PAPO DE ÔNIBUS [Ana Gonzalez]


Eu subi no ônibus e me sentei na primeira cadeira do corredor que encontrei, cansada e contente por não ter ficado em fila. Havia um senhor de cabelos grisalhos na janela. Assim que o ônibus saiu, ele começou. Imenso, este ônibus, disse. Concordei. Preferia ficar quieta e levar minha pequena jornada em silêncio, mas ele ainda falou algo a que não dei atenção. Ele não se importou e, poucos segundos depois, continuou puxando assunto.

— Quanta gente ao mesmo tempo vai nele. Mais de mil pessoas.

Ops, será que ouvi mal? Um exagero. Não, acho que ouvi mal. Mas ele continuou em várias considerações sobre tamanho de ônibus e população. Logo depois, mudou o assunto.

— Fez quatro anos em março que ele me apareceu da primeira vez. De lá pra cá, mais três vezes. Jesus mudou minha vida.

Imaginei que seria mais uma pessoa que se convertera pela força da fé.

—- Eu não sei ler. Jesus não quis que eu aprendesse. Mais de cem mensagens eu já entreguei que ele mandou. A Igreja hoje tem às vezes só cinqüenta. A senhora é evangélica?

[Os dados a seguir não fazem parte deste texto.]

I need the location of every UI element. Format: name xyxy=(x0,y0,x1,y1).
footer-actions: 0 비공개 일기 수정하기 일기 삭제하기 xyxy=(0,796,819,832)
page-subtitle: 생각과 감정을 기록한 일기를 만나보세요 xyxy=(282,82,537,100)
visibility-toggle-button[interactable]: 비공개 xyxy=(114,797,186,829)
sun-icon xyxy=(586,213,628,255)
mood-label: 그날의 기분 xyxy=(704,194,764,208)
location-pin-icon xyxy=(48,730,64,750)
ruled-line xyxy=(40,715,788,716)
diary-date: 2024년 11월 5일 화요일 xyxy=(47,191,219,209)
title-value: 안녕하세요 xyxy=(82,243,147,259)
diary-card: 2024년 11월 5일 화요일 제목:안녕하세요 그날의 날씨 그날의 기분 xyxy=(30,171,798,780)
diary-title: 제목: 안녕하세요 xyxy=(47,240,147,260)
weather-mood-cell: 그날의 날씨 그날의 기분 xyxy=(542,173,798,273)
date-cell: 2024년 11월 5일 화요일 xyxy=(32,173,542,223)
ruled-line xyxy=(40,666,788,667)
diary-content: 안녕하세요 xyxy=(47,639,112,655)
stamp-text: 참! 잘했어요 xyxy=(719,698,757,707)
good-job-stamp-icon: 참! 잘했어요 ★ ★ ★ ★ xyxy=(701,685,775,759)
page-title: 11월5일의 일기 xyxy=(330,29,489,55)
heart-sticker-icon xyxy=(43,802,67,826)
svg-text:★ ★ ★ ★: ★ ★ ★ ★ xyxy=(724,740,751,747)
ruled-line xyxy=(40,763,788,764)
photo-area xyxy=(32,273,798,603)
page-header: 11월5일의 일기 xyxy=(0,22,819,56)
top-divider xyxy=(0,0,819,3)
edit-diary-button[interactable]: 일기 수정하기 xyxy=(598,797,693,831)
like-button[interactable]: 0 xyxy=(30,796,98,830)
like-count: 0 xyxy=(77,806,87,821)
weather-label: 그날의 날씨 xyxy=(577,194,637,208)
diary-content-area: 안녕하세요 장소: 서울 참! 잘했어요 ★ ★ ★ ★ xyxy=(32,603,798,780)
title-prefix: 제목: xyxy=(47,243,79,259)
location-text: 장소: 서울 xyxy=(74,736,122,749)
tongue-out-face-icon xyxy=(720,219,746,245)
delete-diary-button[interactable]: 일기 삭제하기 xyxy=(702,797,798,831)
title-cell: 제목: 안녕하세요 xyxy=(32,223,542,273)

“Não sou.” Se eu fosse, talvez pudesse entender o que é entregar mensagens. Ele continuou em sua discreta incontinência verbal: “Na terra não podemos consertar o mundo. Jesus pode. Ele me ensinou. A bíblia é sagrada.” O cheiro de guardado do blazer de lã não combinava com os sapatos marrons.

— Não aprendi a ler porque Jesus não quis. No ano passado o pastor ficou doente e desenganado. E com as orações ele ficou bom. Sou do Ceará. O povo que vai da Alemanha para o Japão gasta menos tempo que o que vem do Ceará.

“Não aprendi a ler porque ele não quis.” Essa frase repetida doeu em mim. Muito. Talvez tanto como nele próprio.

De repente, fez-se uma ligação entre eu e aquele desconhecido. Ele não era mais um cidadão no ônibus, passageiro anônimo da cidade grande. Era companheiro da triste sina de uma vida difícil, também perdido entre os ônibus. Eu estava sofrendo por imaginar a situação de um desejo interrompido — ferida aberta — e sua atitude respeitosa à autoridade. Eu estava rendida á solidariedade humana através de uma dor.

Era um drama de alguém que se perguntava coisas, procurava comunicação e expressão para as aflições de sua alma curiosa. Alívio para sua insatisfação, cobertura de uma defasagem entre sua expectativa e a realidade. Não podia dar continuidade a seus pensamentos renitentes. Poderia se perguntar: por quê? Mas, não. Parava antes das possibilidades, numa espécie de aceitação, loucura mansa. Delírio? Ele não se dava o direito de questionar por que Jesus não tinha permitido a ele a leitura. Ele que se preocupava com as distâncias do mundo.

Papo de ônibus é assim. Surpresa que, em meio à corrida do dia-a-dia, nos apresenta o ser humano em sua tragédia. Trágico era ele querer ler e não poder investir contra o que no seu imaginário — a autoridade máxima da hierarquia de sua religião — o impedia de ler. Dentro dele não havia espaço para nada diferente disso. Quem sabe? Uma revolta, um questionamento. Uma pedra na mão. Nada. Havia uma parede enorme de inconsciência entre ele e a realidade. Injustiças de um mundo mau. Um desperdício. Um analfabeto funcional em tudo na vida. Um quase. Um projeto mal acabado. Tão desajeitado. É assim.